Niente forzature al di fuori delle regole, ma la consapevolezza che serva un cambio di passo da parte delle istituzioni rimane inalterata. All’indomani della manifestazione di Roma, che si è guadagnata la ribalta delle cronache per i disordini che l’hanno caratterizzata, Salvatore Bongiovanni, titolare dello Shaker Club Cafè di via Medici a Seregno, inquadra così la posizione del Movimento Imprese Ospitalità, di cui è delegato regionale, sul momento che baristi e ristoratori vivono.

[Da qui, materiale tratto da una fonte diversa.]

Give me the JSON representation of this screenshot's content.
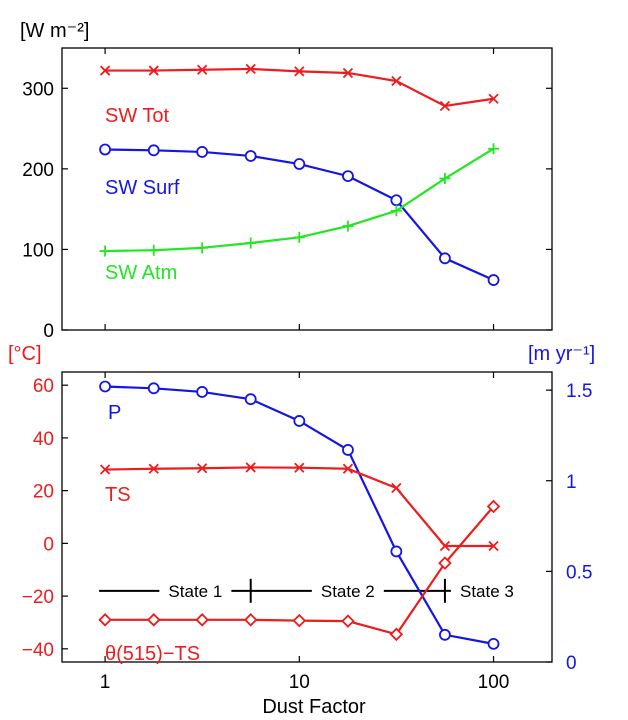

«L’annuncio di una riapertura secondo gli orari tradizionali da mercoledì 7 aprile – spiega – era una provocazione, figlia del fatto che, un po’ dappertutto, constatiamo come vi sia chi si attiene alle prescrizioni, pagandone le conseguenze in termini di mancati incassi, e chi invece continui a fare il furbo, avvantaggiandosi rispetto ai colleghi. Il tutto senza che, purtroppo, vi siano controlli adeguati. Noi abbiamo deciso di portare ancora pazienza, come abbiamo fatto fin qui, sperando che a breve vi possa essere quella svolta che tutti auspichiamo». L’attenzione si è poi spostata su quanto accaduto a Roma: «Come delegato regionale del Mio e come portavoce del movimento Seregno bar e ristoranti uniti, esprimo una ferma condanna e prendo le distanze da quella ventina di ristoratori che, in una piazza con 10mila persone, in rappresentanza di svariate sigle, ha cercato lo scontro con le forze dell’ordine. C’è purtroppo in quanto è accaduto molta disperazione per la situazione del nostro settore e per i nostri dipendenti, che tra pochi mesi, se il trend non muterà, potrebbero ritrovarsi come noi senza un lavoro. Ma siamo e restiamo ristoratori che protestano e cercano il dialogo ai tavoli istituzionali e non scontri in piazza e che non vogliono essere strumentalizzati da alcuna parte politica. Chi ci vuole sostenere tra i politici, lo faccia in parlamento e non presentandosi ad appuntamenti per una mera questione di vetrina».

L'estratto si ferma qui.